Klinische Studie mit neuem TGF-beta-Blocker

Heidelberger Wissenschaftler erproben beim Glioblastom eine Kombination aus Bestrahlung und einem Wirkstoff gegen den Wachstumsfaktor TGF-β. Bei Mäusen verlangsamte die Kombinationstherapie das Wachstum der bösartigen Hirntumoren wirksamer, die Tiere überleben länger. In einer multizentrischen klinischen Studie wird nun geprüft, ob auch Patienten von der Kombination aus Bestrahlung, Chemotherapie und Wachstumsfaktor-Blockade profitieren.
Foto: A. Radbruch, L. Gerigk, DKfZ
MRT-Aufnahme eines Glioblastoms Ein hoher TGF-beta-Spiegel in Glioblastomen geht mit besonders aggressivem Wachstum undschlechter Prognose einher. Eine Blockade der TGF-beta-Signale lässt darauf hoffen, dass dasWachstum von Glioblastomen wirkungsvol verlangsamt werden kann.

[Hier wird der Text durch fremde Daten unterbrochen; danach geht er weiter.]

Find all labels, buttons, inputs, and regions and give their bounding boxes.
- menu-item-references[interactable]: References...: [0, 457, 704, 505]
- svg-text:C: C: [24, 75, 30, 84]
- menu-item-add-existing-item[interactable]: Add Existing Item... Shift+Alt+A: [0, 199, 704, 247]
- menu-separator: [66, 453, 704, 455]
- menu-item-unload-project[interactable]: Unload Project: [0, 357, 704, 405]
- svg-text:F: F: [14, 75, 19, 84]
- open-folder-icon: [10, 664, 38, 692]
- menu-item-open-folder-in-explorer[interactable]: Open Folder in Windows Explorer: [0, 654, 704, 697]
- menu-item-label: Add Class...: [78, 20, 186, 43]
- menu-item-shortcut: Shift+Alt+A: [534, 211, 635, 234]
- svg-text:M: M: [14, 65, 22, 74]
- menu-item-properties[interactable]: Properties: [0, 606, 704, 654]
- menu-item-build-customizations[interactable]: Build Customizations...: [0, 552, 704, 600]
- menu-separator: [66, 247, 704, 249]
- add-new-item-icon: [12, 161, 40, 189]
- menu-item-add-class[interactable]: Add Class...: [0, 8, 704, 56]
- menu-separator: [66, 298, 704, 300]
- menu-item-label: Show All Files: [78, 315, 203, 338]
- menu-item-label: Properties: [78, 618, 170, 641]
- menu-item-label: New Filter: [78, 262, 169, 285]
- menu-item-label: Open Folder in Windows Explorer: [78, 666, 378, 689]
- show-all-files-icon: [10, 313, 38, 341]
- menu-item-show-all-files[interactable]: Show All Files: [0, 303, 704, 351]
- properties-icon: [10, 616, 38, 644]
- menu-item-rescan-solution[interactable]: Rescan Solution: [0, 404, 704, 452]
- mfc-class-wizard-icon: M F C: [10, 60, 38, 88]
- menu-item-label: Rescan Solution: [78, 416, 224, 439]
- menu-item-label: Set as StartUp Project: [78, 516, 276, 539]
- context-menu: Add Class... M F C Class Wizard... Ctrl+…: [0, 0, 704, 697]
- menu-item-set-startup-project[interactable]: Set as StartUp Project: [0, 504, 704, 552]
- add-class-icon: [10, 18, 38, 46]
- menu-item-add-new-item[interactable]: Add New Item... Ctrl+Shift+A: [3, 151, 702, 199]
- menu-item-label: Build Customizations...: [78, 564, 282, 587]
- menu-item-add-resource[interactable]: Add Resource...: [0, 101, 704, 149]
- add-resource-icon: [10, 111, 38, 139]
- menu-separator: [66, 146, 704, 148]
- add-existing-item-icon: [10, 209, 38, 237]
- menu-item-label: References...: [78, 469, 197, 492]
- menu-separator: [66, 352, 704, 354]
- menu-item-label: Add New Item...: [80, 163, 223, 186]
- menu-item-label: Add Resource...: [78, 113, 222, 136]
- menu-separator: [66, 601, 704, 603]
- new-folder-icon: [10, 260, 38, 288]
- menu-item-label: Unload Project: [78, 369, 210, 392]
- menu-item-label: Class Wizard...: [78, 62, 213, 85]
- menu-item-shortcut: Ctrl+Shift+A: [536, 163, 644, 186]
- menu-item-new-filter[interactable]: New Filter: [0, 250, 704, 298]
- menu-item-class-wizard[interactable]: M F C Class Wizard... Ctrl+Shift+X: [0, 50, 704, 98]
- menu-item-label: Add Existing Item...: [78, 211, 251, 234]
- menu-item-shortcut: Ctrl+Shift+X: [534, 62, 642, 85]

Glioblastome gelten als die bösartigsten unter den Hirntumoren. Oft gelingt es den Neurochirurgen nicht, den Tumor vollständig zu entfernen, weil die Gefahr besteht, zu viel Gehirngewebe zu zerstören. Zudem ist es häufig unmöglich, während der Operation alle feinen Ausläufer zu erkennen, mit denen der Tumor in umgebendes gesundes Gewebe einwächst. Um das Wachstum der im Kopf verbliebenen Tumorzellen zumindest zu verlangsamen, werden daher so gut wie alle Glioblastom-Patienten nach ihrer Operation bestrahlt. Damit wird aber nur ein Wachstumsaufschub und keine wirkliche Heilung erreicht, denn die Tumorzellen, insbesondere die Krebsstammzellen, sind sehr strahlenresistent. Untersuchungen hatten gezeigt, dass Strahlentherapien bei verschiedenen Krebserkrankungen besser wirken, wenn gleichzeitig bestimmte zelluläre Wachstumsfaktoren blockiert werden.

Hemmung von TGF-beta

Zellen des Glioblastoms produzieren häufig große Mengen des Wachstumsfaktors TGF-beta (transforming growth factor beta). Bei TGF-beta handelt es sich um ein Zytokin, das je nach Zelltyp, Entwicklungsstadium, Differenzierung und Zellzyklus-Position der Zielzelle unterschiedliche Reaktionen auslöst. In Abhängigkeit von diesen Parametern moduliert TGF-beta Proliferation, Apoptose, Aktivierung und Differenzierung der Zellen. Ein hoher TGF-beta-Spiegel in Glioblastomen geht mit besonders aggressivem Wachstum und schlechter Prognose einher. Außerdem scheint der Faktor die Selbsterneuerungsfähigkeit der Glioblastom-Stammzellen aufrechtzuerhalten. "Wir vermuteten daher, dass eine Blockade der TGF-beta-Signalwege die Selbsterneuerungsfähigkeit der Krebsstammzellen bremst und damit den Erfolg einer Strahlentherapie verbessern kann. Die Forscher untersuchten den Effekt einer Kombination aus Bestrahlung und dem neu entwickelten Wirkstoff LY2109761. Die Substanz blockiert die Signale, die der Rezeptor des Wachstumsfaktors TGF-beta in die Zellen weiterleitet. Untersucht wurden zunächst Glioblastomzellen aus Gewebeproben, die bei der chirurgischen Entfernung der Tumoren entnommen worden waren. Bestrahlung bei gleichzeitiger Zugabe des Wirkstoffes reduzierte die Selbsterneuerungsfähigkeit der Tumorstammzellen und verzögerte ihr Wachstum deutlich stärker als Strahlenbehandlung allein.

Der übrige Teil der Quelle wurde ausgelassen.